Berîvan Demîr Botanlı mültecilerin Başûrê Kurdistan’daki son durağı ve mültecilik statüsünü kazandıkları kamp olan Mexmûr Mülteci Kampı’ndaki eğitim sisteminin nasıl kurulduğunu ise şöyle anlattı: “Maxmûr Kampı’na geçtiğimiz zaman farklı bir sistem vardı. BM’nin ve çevreden hayırseverlerin yardımıyla bazı okullar inşa ettik. Burada da çok zorluk çektik ama bir seviyeye gelene kadar bu şekilde bir birikim yaptık. Kitap, kalem ve kırtasiye malzemeleri gibi ihtiyaçları sağlayabildik. Bu şekilde öğrencilerimizi farklı dersler üzerinde geliştirmeye çalıştık.

Zamanla eğitim sistemi üzerine bir yoğunlaşma oldu ve yeni bir eğitim sistemi oluşturduk.  Kendi anadilimizde ve demokratik bir eğitim sistemi geliştirdik. Öğretmenler ders kitaplarını hazırlamak üzerine yoğunlaştılar ve kendi kitaplarımızı oluşturduk. Yazın kitap hazırlıyan öğretmenler, eğitim dönemi başladığında da bu kitaplardan dersler veriyorlardı. Hala da bu şekilde devam edildiğini söyleyebiliriz. ”

‘KDP ambargosu nedeniyle öğrenciler üniversiteye gidemiyor’

Bêrîvan Demîr Türk devleti’nin işgal ve saldırıları yine KDP’nin ambargo ve olumsuz politikalarının Mexmûr’daki öğrencilerin psikolojisini olumsuz etkilediğini ancak yine de eğitime devam etmek de ısrarlı olduklarını ifade etti.  Bêrîvan Demîr devamla şöyle konuştu: “Eğitime çok önem veriyoruz. Öğrencilerimiz liseyi bitirene kadar onları yetiştiriyoruz. Ancak son yıllarda çok sıkıntı çekiyoruz. 2019 yılında başlatılan KDP ambargosuyla birlikte öğrencilerimizi üniversitelere almamaya başladılar.  Kuşatma ve ambargo nedeniyle ne Irak’ta nede Başûrê Kurdistan’da öğrencilerimizin üniversiteye gidebilme imkânı olmuyor. Bu nedenle bir boşluk oluşuyor ve öğrencilerimiz sadece liseyi bitirebiliyorlar. Türk devletinin bölgeyi işgal etmesi bunun en büyük nedenlerindendir. Bu anlamda toplum, öğrenciler ve öğretmenler olarak büyük sıkıntı yaşıyoruz.

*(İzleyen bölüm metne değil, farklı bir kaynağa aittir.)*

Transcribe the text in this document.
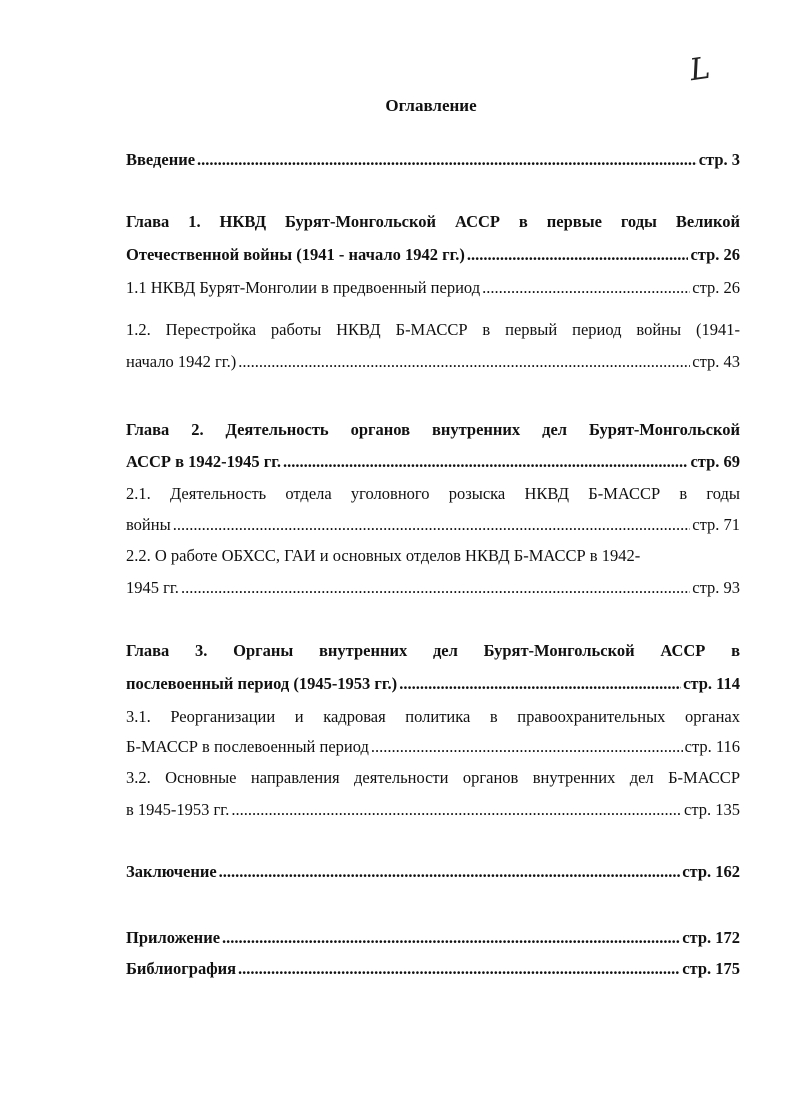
L
Оглавление
Введение .....	стр. 3
Глава 1. НКВД Бурят-Монгольской АССР в первые годы Великой
Отечественной войны (1941 - начало 1942 гг.) .....	стр. 26
1.1 НКВД Бурят-Монголии в предвоенный период .....	стр. 26
1.2. Перестройка работы НКВД Б-МАССР в первый период войны (1941-
начало 1942 гг.) .....	стр. 43
Глава 2. Деятельность органов внутренних дел Бурят-Монгольской
АССР в 1942-1945 гг. .....	стр. 69
2.1. Деятельность отдела уголовного розыска НКВД Б-МАССР в годы
войны .....	стр. 71
2.2. О работе ОБХСС, ГАИ и основных отделов НКВД Б-МАССР в 1942-
1945 гг. .....	стр. 93
Глава 3. Органы внутренних дел Бурят-Монгольской АССР в
послевоенный период (1945-1953 гг.) .....	стр. 114
3.1. Реорганизации и кадровая политика в правоохранительных органах
Б-МАССР в послевоенный период .....	стр. 116
3.2. Основные направления деятельности органов внутренних дел Б-МАССР
в 1945-1953 гг. .....	стр. 135
Заключение .....	стр. 162
Приложение .....	стр. 172
Библиография .....	стр. 175
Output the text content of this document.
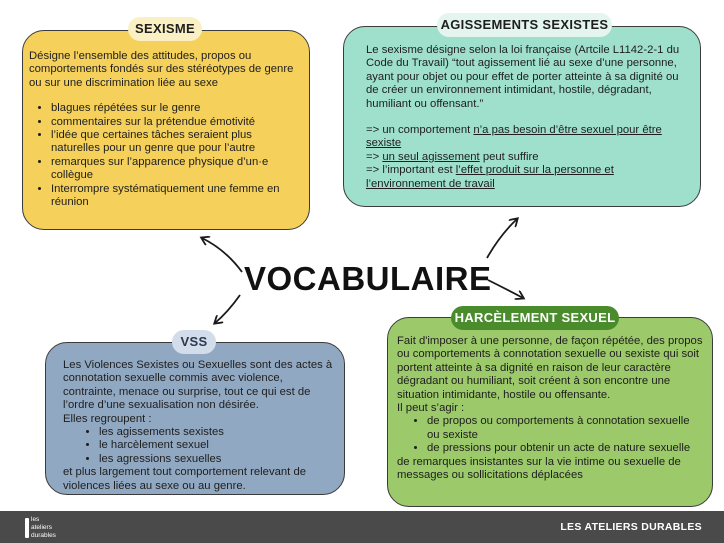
Désigne l’ensemble des attitudes, propos ou comportements fondés sur des stéréotypes de genre ou sur une discrimination liée au sexe

• blagues répétées sur le genre
• commentaires sur la prétendue émotivité
• l’idée que certaines tâches seraient plus naturelles pour un genre que pour l’autre
• remarques sur l’apparence physique d’un·e collègue
• Interrompre systématiquement une femme en réunion
SEXISME

Le sexisme désigne selon la loi française (Artcile L1142-2-1 du Code du Travail) “tout agissement lié au sexe d’une personne, ayant pour objet ou pour effet de porter atteinte à sa dignité ou de créer un environnement intimidant, hostile, dégradant, humiliant ou offensant.”

=> un comportement n’a pas besoin d’être sexuel pour être sexiste

=> un seul agissement peut suffire

=> l’important est l’effet produit sur la personne et l’environnement de travail

AGISSEMENTS SEXISTES
VOCABULAIRE

Les Violences Sexistes ou Sexuelles sont des actes à connotation sexuelle commis avec violence, contrainte, menace ou surprise, tout ce qui est de l’ordre d’une sexualisation non désirée.

Elles regroupent :

• les agissements sexistes
• le harcèlement sexuel
• les agressions sexuelles

et plus largement tout comportement relevant de violences liées au sexe ou au genre.

VSS	Fait d'imposer à une personne, de façon répétée, des propos ou comportements à connotation sexuelle ou sexiste qui soit portent atteinte à sa dignité en raison de leur caractère dégradant ou humiliant, soit créent à son encontre une situation intimidante, hostile ou offensante.

Il peut s’agir :

• de propos ou comportements à connotation sexuelle ou sexiste
• de pressions pour obtenir un acte de nature sexuelle

de remarques insistantes sur la vie intime ou sexuelle de messages ou sollicitations déplacées

HARCÈLEMENT SEXUEL
les
ateliers
durables
LES ATELIERS DURABLES
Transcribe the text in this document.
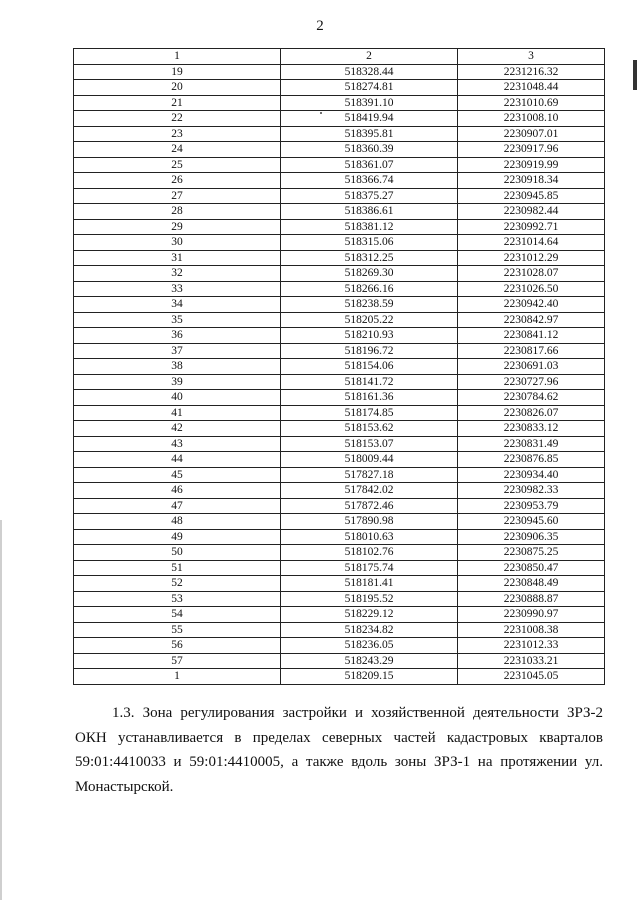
2
1	2	3
19	518328.44	2231216.32
20	518274.81	2231048.44
21	518391.10	2231010.69
22	518419.94	2231008.10
23	518395.81	2230907.01
24	518360.39	2230917.96
25	518361.07	2230919.99
26	518366.74	2230918.34
27	518375.27	2230945.85
28	518386.61	2230982.44
29	518381.12	2230992.71
30	518315.06	2231014.64
31	518312.25	2231012.29
32	518269.30	2231028.07
33	518266.16	2231026.50
34	518238.59	2230942.40
35	518205.22	2230842.97
36	518210.93	2230841.12
37	518196.72	2230817.66
38	518154.06	2230691.03
39	518141.72	2230727.96
40	518161.36	2230784.62
41	518174.85	2230826.07
42	518153.62	2230833.12
43	518153.07	2230831.49
44	518009.44	2230876.85
45	517827.18	2230934.40
46	517842.02	2230982.33
47	517872.46	2230953.79
48	517890.98	2230945.60
49	518010.63	2230906.35
50	518102.76	2230875.25
51	518175.74	2230850.47
52	518181.41	2230848.49
53	518195.52	2230888.87
54	518229.12	2230990.97
55	518234.82	2231008.38
56	518236.05	2231012.33
57	518243.29	2231033.21
1	518209.15	2231045.05

1.3. Зона регулирования застройки и хозяйственной деятельности ЗРЗ-2 ОКН устанавливается в пределах северных частей кадастровых кварталов 59:01:4410033 и 59:01:4410005, а также вдоль зоны ЗРЗ-1 на протяжении ул. Монастырской.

Aynı zamanda kampa yönelik 3-4 yıldır kısıtlama var. Hastalık, eğitim, geçim imkanları açısından pek çok zorluk yaşanıyor. Bu durum öğrenci ve öğretmenleri etkiliyor. Hatta ekonomik ve siyasi anlamda da olumsuz etki yaratıyor ve öğrencilerin psikolojisini bozuyor.

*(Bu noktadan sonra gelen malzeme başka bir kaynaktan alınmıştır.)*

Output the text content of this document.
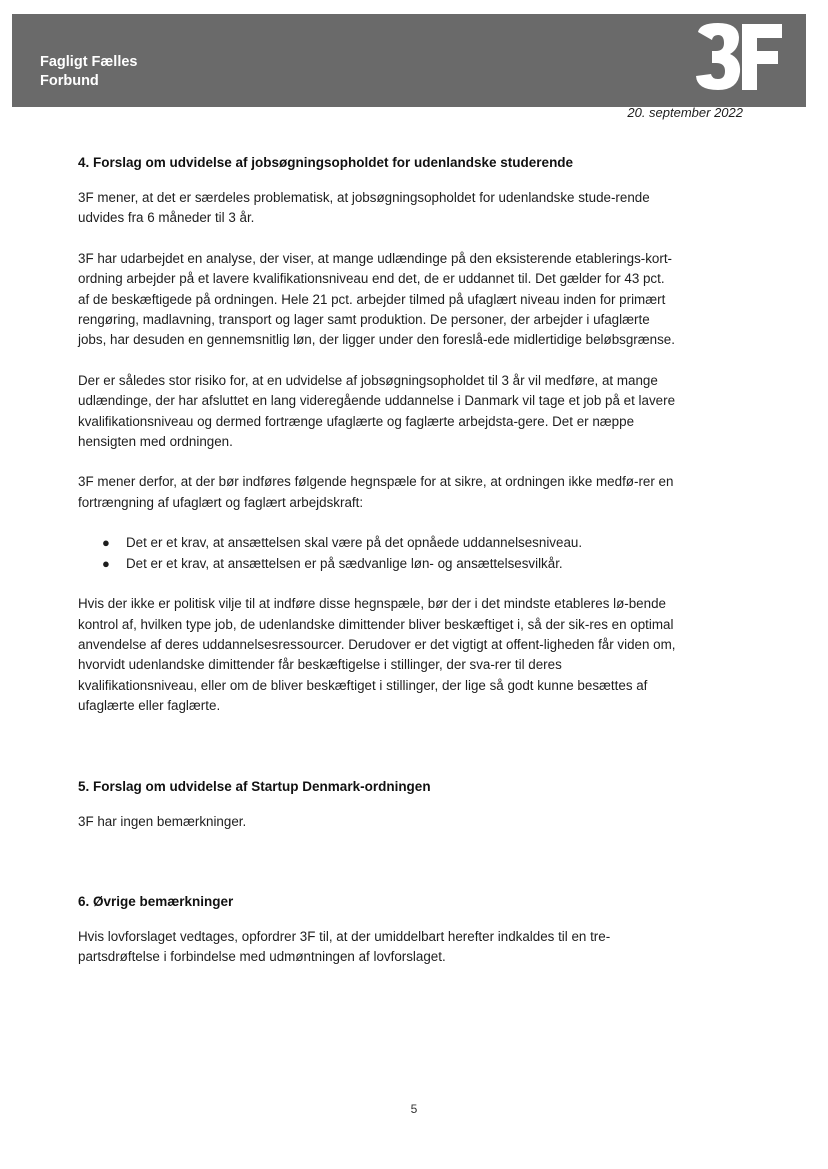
Fagligt Fælles
Forbund
20. september 2022
4. Forslag om udvidelse af jobsøgningsopholdet for udenlandske studerende

3F mener, at det er særdeles problematisk, at jobsøgningsopholdet for udenlandske stude-rende udvides fra 6 måneder til 3 år.

3F har udarbejdet en analyse, der viser, at mange udlændinge på den eksisterende etablerings-kort-ordning arbejder på et lavere kvalifikationsniveau end det, de er uddannet til. Det gælder for 43 pct. af de beskæftigede på ordningen. Hele 21 pct. arbejder tilmed på ufaglært niveau inden for primært rengøring, madlavning, transport og lager samt produktion. De personer, der arbejder i ufaglærte jobs, har desuden en gennemsnitlig løn, der ligger under den foreslå-ede midlertidige beløbsgrænse.

Der er således stor risiko for, at en udvidelse af jobsøgningsopholdet til 3 år vil medføre, at mange udlændinge, der har afsluttet en lang videregående uddannelse i Danmark vil tage et job på et lavere kvalifikationsniveau og dermed fortrænge ufaglærte og faglærte arbejdsta-gere. Det er næppe hensigten med ordningen.

3F mener derfor, at der bør indføres følgende hegnspæle for at sikre, at ordningen ikke medfø-rer en fortrængning af ufaglært og faglært arbejdskraft:

● Det er et krav, at ansættelsen skal være på det opnåede uddannelsesniveau.
● Det er et krav, at ansættelsen er på sædvanlige løn- og ansættelsesvilkår.

Hvis der ikke er politisk vilje til at indføre disse hegnspæle, bør der i det mindste etableres lø-bende kontrol af, hvilken type job, de udenlandske dimittender bliver beskæftiget i, så der sik-res en optimal anvendelse af deres uddannelsesressourcer. Derudover er det vigtigt at offent-ligheden får viden om, hvorvidt udenlandske dimittender får beskæftigelse i stillinger, der sva-rer til deres kvalifikationsniveau, eller om de bliver beskæftiget i stillinger, der lige så godt kunne besættes af ufaglærte eller faglærte.

5. Forslag om udvidelse af Startup Denmark-ordningen

3F har ingen bemærkninger.

6. Øvrige bemærkninger

Hvis lovforslaget vedtages, opfordrer 3F til, at der umiddelbart herefter indkaldes til en tre-partsdrøftelse i forbindelse med udmøntningen af lovforslaget.

5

‘Her türlü fiziki ve psikolojik saldırıya karşı direneceğiz’

BM’nin mülteci statüsünü tanımış olmasına rağmen Türk devletinin Mexmur Kampı’na saldırılarına ses çıkarmadığını ifade eden Bêrîvan Demîr bu saldırılar öğrencilerin psikolojisini olumsuz etkilediğini söyledi.

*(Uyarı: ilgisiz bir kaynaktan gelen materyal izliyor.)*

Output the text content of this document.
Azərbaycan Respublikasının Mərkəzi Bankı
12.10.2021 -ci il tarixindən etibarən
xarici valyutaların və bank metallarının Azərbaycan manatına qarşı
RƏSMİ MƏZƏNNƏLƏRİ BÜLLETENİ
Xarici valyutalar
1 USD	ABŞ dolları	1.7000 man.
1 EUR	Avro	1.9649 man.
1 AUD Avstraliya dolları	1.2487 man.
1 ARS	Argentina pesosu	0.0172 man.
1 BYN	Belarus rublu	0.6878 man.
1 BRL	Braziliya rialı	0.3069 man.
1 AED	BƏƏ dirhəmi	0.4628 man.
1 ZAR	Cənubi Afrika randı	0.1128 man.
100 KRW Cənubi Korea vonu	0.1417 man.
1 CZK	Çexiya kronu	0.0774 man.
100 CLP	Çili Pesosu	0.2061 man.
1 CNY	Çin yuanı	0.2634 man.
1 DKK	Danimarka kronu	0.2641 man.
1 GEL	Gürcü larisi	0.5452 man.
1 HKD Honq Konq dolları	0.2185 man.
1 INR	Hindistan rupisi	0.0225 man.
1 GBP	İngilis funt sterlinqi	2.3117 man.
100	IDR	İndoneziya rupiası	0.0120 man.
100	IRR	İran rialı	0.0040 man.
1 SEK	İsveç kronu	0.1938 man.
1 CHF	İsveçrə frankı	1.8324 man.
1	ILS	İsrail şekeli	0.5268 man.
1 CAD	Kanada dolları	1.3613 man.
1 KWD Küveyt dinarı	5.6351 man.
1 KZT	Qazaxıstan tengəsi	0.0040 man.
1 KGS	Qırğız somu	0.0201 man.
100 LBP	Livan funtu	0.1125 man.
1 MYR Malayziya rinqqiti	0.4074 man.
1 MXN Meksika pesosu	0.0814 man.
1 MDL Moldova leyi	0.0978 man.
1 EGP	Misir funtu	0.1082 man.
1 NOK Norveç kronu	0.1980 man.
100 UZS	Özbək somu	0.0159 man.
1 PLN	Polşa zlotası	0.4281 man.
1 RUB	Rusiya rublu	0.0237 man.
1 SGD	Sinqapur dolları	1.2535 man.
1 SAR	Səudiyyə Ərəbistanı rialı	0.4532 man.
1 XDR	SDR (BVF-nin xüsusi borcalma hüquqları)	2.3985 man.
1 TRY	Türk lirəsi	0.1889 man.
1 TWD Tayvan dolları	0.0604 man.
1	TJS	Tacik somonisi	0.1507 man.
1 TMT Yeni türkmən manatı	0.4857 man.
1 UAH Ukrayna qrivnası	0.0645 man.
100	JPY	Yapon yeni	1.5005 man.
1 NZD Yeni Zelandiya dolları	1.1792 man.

Bêrîvan Demîr bu Türk devletinin hava saldırıları yanı sıra kampta yaşayan öğrenciler ve toplumun başka saldırılarla da yüzyüze olduğunu vurgulayarak, “Aynı zamanda DAİŞ’in çevreye yönelik saldırıları oluyor. Coğrafi olarak bir savaş alanıdır. Yani içinde bulunduğumuz Ortadoğu büyük bir savaşın ve kaosun ortasında. Mexmûr’da bu kirli savaş politikaları ve saldırılarına maruz kalıyor. Düşmanın buraya yönelik ağır saldırıları var. Gençleri kandırma politikaları, psikolojik ve fiziksel saldırılar, bombalamalar devam ediyor. Tüm bu saldırılarla kampımızı ve toplumumuzu dağıtmak istiyorlar’’ dedi.  Son olarak Kürt Halk Önderi Abdullah Öcalan’a yönelik ağır bir tecrit ve Kürtlere dönük her alanda geliştirilen soykırım politikalarına dikkat çeken Berîvan Demîr Mexmûr’un toplumu, öğretmeni ve öğrencisiyle bu politika ve saldırılara karşı direneceğini söyledi.